O
Plasil e a Crise dos Dez anos
O frasco de Plasil jaz solitário sobre a
mesa. Fora abandonado ali depois de mais uma “última discussão” do casal, dos
contendores, dos cônjuges, dos nervosos protagonistas da Crise dos Dez anos.
Antes porém haviam passado rasteiro pela
Crise dos Sete. Nessa época havia prazer em dividir o mesmo teto. Tinham
orgulho em estar emboletados nas teias do amor eterno. E a vidinha ia seguindo
regada por muitos “abraços e beijinhos e carinhos sem ter fim”...Até que
sobreveio à Relação, a temida Crise dos Sete anos:
- Égua, a gente não tem uma casa, a geladeira
tá caindo aos pedaços, e, toma, segura a neném, que é a tua vez. – Desandou a
reclamar a mulher, volteando a perna no espaço à cata da outra banda da
chinela, que nessas horas agoniadas nunca está à mão, digo, ao pé.
O companheiro redargüi já abusado daquilo
tudo e encara a discussão:
- Segura tu, a menina. Éraste, mas tu também,
não tens calma. Não tens paciência pra nada!

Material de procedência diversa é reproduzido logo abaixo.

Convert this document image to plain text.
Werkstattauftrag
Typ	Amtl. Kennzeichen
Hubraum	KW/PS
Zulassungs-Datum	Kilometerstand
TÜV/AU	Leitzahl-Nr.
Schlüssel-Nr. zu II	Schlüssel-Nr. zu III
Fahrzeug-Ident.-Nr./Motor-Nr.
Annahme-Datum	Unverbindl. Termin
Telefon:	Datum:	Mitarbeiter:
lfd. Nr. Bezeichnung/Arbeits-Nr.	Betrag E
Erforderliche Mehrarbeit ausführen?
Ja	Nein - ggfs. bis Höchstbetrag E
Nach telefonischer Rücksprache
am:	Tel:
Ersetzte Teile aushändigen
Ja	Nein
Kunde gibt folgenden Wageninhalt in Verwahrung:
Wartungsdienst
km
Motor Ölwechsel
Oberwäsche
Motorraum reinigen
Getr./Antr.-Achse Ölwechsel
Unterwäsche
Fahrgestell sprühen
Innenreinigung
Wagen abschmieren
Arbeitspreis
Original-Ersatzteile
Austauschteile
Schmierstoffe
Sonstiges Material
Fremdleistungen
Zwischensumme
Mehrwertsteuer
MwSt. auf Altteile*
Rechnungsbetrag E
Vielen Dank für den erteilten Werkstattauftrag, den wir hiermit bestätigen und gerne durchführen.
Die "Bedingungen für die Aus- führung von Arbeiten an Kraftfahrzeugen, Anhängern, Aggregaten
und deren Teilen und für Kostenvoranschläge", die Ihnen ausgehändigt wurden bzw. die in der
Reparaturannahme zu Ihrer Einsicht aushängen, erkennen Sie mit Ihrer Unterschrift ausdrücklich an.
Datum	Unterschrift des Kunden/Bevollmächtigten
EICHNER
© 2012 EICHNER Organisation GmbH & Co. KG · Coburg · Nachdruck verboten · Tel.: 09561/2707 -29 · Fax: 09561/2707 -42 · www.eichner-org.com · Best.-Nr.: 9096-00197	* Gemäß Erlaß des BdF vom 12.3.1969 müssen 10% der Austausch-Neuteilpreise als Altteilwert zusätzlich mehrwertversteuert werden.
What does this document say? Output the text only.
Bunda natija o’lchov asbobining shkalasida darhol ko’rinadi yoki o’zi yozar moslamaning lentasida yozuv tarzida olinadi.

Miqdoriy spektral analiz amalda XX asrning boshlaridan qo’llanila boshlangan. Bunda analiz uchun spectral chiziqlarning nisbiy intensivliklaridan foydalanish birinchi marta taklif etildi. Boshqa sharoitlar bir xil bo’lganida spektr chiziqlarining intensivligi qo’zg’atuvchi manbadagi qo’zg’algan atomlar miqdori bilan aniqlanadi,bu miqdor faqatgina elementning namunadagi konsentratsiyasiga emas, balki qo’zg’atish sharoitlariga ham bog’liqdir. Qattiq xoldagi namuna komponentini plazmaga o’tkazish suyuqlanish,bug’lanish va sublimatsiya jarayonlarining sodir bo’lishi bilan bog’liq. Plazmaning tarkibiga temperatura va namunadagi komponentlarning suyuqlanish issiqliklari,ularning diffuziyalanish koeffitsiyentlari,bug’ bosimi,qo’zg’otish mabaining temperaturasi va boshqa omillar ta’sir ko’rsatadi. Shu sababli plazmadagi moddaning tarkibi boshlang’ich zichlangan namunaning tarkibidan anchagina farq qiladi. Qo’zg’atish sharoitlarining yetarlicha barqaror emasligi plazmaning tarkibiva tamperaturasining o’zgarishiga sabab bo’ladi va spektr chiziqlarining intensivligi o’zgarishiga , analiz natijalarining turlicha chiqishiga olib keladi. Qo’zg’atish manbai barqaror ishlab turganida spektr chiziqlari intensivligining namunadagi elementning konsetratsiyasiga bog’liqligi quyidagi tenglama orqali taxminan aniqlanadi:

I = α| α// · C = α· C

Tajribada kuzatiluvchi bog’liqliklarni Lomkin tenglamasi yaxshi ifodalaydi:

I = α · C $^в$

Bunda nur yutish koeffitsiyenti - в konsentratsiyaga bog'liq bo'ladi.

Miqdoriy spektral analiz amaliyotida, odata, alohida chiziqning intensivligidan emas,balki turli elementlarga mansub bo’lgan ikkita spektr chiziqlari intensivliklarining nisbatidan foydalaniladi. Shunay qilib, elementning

Ela detestava quando ele dizia que ela não
tinha paciência. Perdia as estribeiras, soltava o verbo e xingava a estirpe do
marido desde a mais remota geração. Impacientava-se e saía de cena chutando os
brinquedos espalhados pelo chão (sem o maldito outro lado da sandália). Ele,
irado, entrincheirava-se na cozinha e ameaçava quebrar todos os pratos da
cristaleira. As crianças, largadas diante da TV, tentando entender os
Teletubies e tudo mais.
É, esta fase é terrível mesmo. Quando ele
cometeu o crime inominável de furar o congelador tentando “um gelinho pra tomar
um isquinho”, foi a gota d’água. A
Relação ficou por um fio. Iam apartar mesmo. Mas as crianças...Pô, tudo pelas
crianças...
Resolveram a crise sozinhos, sem a ajuda de
especialistas. A verdade é que se amavam ainda. Os filhos, lindos, enchiam a
casa de alegria. Dava pra salvar a Relação. Remendaram o congelador com
Durepox, acertaram os ponteiros e vararam a Crise dos Sete Anos numa boa. Sem
nenhum prato quebrado.
Parabéns, parabéns. Parabéns para quem? Dez
anos de relação e a crise vem devastadora:
- Égua, a gente não tem uma casa, a geladeira
tá caindo aos pedaços, e anda, anda, vai buscar as crianças na escola. Já deu a
hora.
- Vai tu, vai tu. Nem vem, que eu preciso
descansar. E para com esse negócio de falar gritando comigo. – O companheiro
rebate o desaforo da mulher esgoelando-se embora exija da parceira o mais
delicado tom na voz.
- Ai meu Deus, eu não aguento mais esta vida!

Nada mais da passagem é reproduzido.